Ascent of Mount Carmel/Book 3/Chapter XV
CHAPTER XV
Which sets down the general method whereby the spiritual person must govern himself with respect to this sense.
In order to conclude this discussion on the memory, it will be well at this point to give the spiritual reader an account of the method which he must observe, and which is of universal application, in order that he may be united with God according to this sense. For, although what has been said makes the subject quite clear, it will nevertheless be more easily apprehended if we summarize it here. To this end it must be remembered that, since our aim is the union of the soul with God in hope, according to the memory, and since that which is hoped for is that which is not possessed, and since, the less we possess of other things, the greater scope and the greater capacity have we for hoping, and consequently the greater hope, therefore, the more things we possess, the less scope and capacity is there for hoping, and consequently the less hope have we. Hence, the more the soul dispossesses the memory of forms and things which may be recalled by it, which are not God, the more will it set its memory upon God, and the emptier will its memory become, so that it may hope for Him Who shall fill it. What must be done, then, that the soul may live in the perfect and pure hope of God is that, whensoever these distinct images, forms and ideas come to it, it must not rest in them, but must turn immediately to God, voiding the memory of them entirely, with loving affection. It must neither think of these things nor consider them beyond the degree which is necessary for the understanding and performing of its obligations, if they have any concern with these. And this it must do without setting any affection or inclination upon them, so that they may produce no effects in the soul. And thus a man must not fail to think and recall that which he ought to know and do, for, provided he preserves no affection or attachments, this will do him no harm. For this matter the lines of the Mount, which are in the thirteenth chapter of the first book, will be of profit.

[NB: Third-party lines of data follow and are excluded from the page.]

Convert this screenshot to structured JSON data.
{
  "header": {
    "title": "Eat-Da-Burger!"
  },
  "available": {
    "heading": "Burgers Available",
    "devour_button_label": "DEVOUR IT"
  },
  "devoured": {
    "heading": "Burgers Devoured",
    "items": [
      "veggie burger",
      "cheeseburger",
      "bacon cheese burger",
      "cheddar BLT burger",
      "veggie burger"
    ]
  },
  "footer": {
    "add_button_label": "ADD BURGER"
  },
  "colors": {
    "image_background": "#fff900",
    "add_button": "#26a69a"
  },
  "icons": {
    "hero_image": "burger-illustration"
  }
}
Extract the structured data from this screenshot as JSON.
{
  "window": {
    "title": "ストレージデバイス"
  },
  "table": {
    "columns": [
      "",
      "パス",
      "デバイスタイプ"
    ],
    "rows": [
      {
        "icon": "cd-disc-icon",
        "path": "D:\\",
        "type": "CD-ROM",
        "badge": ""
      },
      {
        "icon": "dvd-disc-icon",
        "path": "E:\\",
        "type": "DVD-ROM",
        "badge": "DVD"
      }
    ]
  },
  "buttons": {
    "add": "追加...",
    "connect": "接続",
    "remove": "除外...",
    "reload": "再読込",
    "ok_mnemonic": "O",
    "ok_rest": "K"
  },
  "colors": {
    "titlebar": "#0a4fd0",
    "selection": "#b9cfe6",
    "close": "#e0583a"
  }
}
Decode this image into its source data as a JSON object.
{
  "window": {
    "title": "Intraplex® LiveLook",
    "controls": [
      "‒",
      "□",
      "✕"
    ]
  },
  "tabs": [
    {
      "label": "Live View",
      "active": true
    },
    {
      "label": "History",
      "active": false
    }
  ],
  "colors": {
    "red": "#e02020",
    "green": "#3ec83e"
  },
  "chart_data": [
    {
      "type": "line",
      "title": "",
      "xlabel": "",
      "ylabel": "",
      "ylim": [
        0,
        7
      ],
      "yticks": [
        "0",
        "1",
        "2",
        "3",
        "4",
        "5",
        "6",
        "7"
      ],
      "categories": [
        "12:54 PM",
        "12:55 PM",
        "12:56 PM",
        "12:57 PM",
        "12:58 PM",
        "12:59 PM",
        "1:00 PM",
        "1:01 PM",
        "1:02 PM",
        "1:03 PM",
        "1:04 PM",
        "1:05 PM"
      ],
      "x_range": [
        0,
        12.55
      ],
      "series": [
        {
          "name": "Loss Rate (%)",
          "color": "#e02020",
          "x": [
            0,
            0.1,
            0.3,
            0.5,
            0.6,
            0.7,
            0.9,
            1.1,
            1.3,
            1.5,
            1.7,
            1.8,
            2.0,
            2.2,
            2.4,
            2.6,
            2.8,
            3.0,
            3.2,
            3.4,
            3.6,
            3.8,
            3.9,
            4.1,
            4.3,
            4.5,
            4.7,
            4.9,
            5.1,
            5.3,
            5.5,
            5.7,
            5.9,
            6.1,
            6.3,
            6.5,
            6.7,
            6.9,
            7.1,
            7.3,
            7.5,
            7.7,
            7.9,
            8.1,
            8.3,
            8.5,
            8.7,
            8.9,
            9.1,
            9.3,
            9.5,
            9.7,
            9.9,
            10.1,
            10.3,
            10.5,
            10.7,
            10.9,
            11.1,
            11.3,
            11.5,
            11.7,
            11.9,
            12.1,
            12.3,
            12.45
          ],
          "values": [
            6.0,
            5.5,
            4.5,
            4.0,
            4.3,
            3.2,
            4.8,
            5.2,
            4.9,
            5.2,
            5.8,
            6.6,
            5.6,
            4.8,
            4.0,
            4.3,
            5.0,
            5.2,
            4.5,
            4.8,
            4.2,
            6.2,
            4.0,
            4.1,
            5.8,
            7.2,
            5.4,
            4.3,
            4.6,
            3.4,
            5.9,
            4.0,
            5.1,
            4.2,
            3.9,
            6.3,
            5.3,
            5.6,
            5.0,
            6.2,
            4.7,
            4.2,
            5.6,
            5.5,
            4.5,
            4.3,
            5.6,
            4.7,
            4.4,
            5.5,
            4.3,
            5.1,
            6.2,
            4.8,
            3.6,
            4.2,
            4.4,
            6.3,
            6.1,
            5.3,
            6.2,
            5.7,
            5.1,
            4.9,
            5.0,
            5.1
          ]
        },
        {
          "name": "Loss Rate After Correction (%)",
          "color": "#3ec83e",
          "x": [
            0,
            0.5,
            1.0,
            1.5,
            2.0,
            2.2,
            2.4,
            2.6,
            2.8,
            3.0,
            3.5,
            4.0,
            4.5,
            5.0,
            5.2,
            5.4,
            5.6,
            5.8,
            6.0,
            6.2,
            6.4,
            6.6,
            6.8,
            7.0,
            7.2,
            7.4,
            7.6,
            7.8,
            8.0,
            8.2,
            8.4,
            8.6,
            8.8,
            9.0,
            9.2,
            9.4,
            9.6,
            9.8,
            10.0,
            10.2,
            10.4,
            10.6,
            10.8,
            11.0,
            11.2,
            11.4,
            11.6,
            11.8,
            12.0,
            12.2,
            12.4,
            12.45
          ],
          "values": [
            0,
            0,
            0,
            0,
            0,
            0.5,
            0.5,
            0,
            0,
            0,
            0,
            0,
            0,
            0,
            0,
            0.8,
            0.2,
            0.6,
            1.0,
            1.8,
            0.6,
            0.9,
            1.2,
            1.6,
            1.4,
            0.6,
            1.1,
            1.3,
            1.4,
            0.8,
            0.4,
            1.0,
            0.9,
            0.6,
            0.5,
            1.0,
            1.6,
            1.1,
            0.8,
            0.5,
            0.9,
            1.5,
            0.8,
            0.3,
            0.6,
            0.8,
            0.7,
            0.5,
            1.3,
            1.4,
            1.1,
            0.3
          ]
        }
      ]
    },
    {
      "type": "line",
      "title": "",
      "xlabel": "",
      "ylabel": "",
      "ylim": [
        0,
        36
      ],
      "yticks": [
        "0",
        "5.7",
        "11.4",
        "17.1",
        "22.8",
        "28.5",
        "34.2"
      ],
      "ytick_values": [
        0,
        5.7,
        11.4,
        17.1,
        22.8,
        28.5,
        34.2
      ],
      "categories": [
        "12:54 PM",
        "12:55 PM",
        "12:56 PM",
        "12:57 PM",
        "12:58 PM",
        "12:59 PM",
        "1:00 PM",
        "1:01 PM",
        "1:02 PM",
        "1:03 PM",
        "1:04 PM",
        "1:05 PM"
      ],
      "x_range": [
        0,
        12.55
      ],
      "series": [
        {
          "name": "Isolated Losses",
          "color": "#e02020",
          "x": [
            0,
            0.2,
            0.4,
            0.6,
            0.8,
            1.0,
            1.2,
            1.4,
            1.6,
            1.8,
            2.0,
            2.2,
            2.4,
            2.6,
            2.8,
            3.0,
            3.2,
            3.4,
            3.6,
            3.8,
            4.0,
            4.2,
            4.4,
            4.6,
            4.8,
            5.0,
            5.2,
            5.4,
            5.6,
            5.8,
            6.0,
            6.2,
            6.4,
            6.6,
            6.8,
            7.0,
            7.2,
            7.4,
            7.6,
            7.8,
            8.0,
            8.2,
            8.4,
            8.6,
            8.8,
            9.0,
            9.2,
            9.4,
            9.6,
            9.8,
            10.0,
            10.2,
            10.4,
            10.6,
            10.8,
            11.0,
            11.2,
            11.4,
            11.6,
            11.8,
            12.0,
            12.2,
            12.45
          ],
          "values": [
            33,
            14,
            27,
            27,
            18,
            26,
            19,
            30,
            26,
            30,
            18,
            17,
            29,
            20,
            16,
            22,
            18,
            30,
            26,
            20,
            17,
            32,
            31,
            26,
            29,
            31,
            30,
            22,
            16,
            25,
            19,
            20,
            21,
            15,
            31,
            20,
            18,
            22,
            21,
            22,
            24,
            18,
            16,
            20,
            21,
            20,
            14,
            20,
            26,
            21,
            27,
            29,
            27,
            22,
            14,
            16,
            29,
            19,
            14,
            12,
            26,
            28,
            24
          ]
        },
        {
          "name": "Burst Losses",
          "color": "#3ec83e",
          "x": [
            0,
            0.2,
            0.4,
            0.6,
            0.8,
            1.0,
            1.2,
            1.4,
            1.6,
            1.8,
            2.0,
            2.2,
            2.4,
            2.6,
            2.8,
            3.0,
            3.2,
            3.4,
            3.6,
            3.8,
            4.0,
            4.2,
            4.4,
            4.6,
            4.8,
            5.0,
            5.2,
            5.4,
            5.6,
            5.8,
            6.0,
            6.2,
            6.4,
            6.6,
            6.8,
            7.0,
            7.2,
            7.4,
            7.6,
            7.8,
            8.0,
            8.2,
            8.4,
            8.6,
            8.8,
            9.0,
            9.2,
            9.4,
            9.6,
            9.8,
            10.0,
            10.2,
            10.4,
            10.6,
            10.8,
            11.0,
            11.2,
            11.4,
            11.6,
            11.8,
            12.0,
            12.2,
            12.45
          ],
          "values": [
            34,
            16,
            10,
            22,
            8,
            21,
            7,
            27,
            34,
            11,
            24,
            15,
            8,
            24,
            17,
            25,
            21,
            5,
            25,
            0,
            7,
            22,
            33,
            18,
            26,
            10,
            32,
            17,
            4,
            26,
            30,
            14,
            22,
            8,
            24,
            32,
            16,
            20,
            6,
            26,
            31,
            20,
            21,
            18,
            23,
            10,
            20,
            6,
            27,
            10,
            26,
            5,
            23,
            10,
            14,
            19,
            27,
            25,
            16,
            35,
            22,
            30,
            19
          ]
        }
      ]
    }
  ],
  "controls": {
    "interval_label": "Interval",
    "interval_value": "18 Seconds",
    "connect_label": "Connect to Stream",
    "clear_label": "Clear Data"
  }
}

2. But here it must be borne in mind that this doctrine ours does not agree, nor do we desire that it should agree, with the doctrine of those pestilent men, who, inspired by Satanic pride and envy, have desired to remove from the eyes of the faithful the holy and necessary use, and the worthy[1] adoration, of images of God and of the saints. This teaching of ours is very different from that; for we say not here, as they do, that images should not exist, and should not be adored; we simply explain the difference between images and God. We exhort men to pass beyond that which is superficial[2] that they may not be hindered from attaining to the living truth beneath it, and to make no more account of the former than suffices for attainment to the spiritual. For means are good and necessary to an end; and images are means which serve to remind us of God and of the saints. But when we consider and attend to the means more than is necessary for treating them as such, they disturb and hinder us as much, in their own way, as any different thing; the more so, when we treat of supernatural visions and images, to which I am specially referring, and with respect to which arise many deceptions and perils. For, with respect to the remembrance and adoration and esteem of images, which the Catholic Church sets before us, there can be no deception or peril, because naught is esteemed therein other than that which is represented; nor does the remembrance of them fail to profit the soul, since they are not preserved in the memory save with love for that which they represent; and, provided the soul pays no more heed to them than is necessary for this purpose, they will ever assist it to union with God, allowing the soul to soar upwards (when God grants it that favour) from the superficial image[3] to the living God, forgetting every creature and everything that belongs to creatures.